Je lui ai donné mes yeux, il m'a rendu aveugle
Lucien Douib, le papa, témoigne à son tour. Lorsqu'il évoque l'accusé, il se refuse de l'appeler par son nom, préférant dire « Ce Monsieur là ».
Dès le début de son intervention, Lucien Douib parle des enfants.
« Cela fait 27 mois que ce Monsieur n'a pas demandé des nouvelles de ses enfants. Son seul but est de nous les enlever.

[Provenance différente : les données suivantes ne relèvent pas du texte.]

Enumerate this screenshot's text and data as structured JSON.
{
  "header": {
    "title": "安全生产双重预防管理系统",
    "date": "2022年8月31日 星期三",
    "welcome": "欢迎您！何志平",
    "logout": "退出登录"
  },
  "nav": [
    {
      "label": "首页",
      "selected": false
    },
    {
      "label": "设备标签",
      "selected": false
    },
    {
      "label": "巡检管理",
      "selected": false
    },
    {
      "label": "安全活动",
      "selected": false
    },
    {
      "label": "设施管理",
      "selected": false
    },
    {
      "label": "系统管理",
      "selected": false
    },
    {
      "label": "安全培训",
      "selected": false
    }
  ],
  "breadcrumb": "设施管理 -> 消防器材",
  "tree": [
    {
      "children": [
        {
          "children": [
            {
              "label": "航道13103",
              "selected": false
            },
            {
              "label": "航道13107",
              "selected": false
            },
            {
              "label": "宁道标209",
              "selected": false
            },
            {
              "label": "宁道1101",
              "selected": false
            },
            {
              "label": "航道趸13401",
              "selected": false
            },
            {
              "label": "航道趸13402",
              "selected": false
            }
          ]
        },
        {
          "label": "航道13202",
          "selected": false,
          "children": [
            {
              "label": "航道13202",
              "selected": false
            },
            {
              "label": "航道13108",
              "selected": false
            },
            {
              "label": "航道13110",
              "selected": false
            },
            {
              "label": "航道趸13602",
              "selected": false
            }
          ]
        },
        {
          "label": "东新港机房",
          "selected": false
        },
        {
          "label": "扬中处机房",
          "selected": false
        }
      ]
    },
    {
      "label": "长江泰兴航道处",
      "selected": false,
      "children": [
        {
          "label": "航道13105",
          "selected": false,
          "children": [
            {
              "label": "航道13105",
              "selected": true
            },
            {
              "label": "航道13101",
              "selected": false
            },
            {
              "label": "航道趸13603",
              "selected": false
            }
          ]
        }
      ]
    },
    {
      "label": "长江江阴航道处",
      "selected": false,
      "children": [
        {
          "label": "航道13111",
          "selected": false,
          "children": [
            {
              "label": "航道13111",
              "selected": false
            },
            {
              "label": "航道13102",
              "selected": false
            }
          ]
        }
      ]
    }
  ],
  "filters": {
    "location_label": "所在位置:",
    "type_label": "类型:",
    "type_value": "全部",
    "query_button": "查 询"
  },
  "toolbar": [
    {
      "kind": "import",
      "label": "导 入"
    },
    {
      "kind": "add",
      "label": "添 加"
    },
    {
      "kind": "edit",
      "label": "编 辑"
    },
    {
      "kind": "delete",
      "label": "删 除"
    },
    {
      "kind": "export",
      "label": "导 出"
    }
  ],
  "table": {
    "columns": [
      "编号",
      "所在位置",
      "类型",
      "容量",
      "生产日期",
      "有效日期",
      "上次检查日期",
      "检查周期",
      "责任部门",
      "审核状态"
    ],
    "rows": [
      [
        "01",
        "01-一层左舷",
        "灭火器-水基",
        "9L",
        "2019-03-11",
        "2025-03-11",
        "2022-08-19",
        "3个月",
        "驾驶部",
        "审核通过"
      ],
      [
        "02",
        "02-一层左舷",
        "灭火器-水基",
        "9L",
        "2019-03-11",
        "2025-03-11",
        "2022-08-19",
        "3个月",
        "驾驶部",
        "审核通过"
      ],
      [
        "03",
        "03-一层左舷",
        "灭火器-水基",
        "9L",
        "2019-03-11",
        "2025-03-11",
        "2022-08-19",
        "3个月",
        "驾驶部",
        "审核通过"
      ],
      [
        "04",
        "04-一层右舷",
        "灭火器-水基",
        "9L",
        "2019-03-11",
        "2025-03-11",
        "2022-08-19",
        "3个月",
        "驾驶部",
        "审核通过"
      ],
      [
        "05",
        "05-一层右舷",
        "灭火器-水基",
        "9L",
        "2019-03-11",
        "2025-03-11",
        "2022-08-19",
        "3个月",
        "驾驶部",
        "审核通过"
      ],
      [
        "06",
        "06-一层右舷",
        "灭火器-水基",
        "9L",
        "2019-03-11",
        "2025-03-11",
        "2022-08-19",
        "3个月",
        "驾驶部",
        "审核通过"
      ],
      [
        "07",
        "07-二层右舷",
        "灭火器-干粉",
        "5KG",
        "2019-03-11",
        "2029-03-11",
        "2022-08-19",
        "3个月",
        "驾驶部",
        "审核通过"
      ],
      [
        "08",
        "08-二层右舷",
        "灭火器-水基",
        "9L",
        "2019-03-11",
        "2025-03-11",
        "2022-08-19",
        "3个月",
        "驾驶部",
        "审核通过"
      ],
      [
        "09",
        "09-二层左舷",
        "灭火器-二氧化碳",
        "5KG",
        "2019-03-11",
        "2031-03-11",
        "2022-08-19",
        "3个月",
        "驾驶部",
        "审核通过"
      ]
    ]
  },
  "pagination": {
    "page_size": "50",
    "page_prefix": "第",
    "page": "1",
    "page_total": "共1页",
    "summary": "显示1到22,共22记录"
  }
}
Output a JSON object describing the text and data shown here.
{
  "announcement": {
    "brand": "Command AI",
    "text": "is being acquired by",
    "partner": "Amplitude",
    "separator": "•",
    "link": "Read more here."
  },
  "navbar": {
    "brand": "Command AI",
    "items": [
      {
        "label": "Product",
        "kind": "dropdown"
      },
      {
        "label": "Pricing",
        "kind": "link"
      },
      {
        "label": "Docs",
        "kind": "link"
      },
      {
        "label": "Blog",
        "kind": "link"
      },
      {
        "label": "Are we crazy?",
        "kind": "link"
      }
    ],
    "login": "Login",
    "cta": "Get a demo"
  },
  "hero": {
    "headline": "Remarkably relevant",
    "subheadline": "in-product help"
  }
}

Quand j'ai rencontré ce Monsieur, je lui ai dit : « Je te donne mes yeux et il m'a rendu aveugle ».
Lucien parle avec le cœur, avec amour pour sa fille qu'on lui a arraché, il parle aussi de ses souffrances, de son combat contre les violences faites aux femmes...
L'avocat de Bruno-Garcia-Cruciani revient sur cet incident survenu au stade de l'Ile-Rousse fin 2018. « Lucien avait mis un coup de tête à l'accusé qui avait porté plainte » rappelle Me Radot.
L'avocate générale précise de son côté que c'est elle qui a désigné un administrateur Ad-Hoc pour les enfants de Julie et Bruno afin qu'ils puissent être représentés à l'audience parce qu'elle considère qu'ils sont également victimes.
Le public applaudit.
« Je défends quelqu'un qui est peut-être le dernier des hommes, n'empêche qu'il veut avoir des nouvelles de ses enfants » s'emporte Me Radot, avant de poursuivre : « Les enfants sont des victimes. Mon client est responsable de cette situation, je ne le remet pas en cause ».
Me Radot demande une suspension de séance, la présidente veut voir l'ensemble des avocats pour évaluer les temps des plaidoiries estimées par les deux parties pour fixer l'agenda du reste de l'audience.
Contrairement à ce qui a été un moment envisagé, le verdict ne devrait pas tomber ce soir.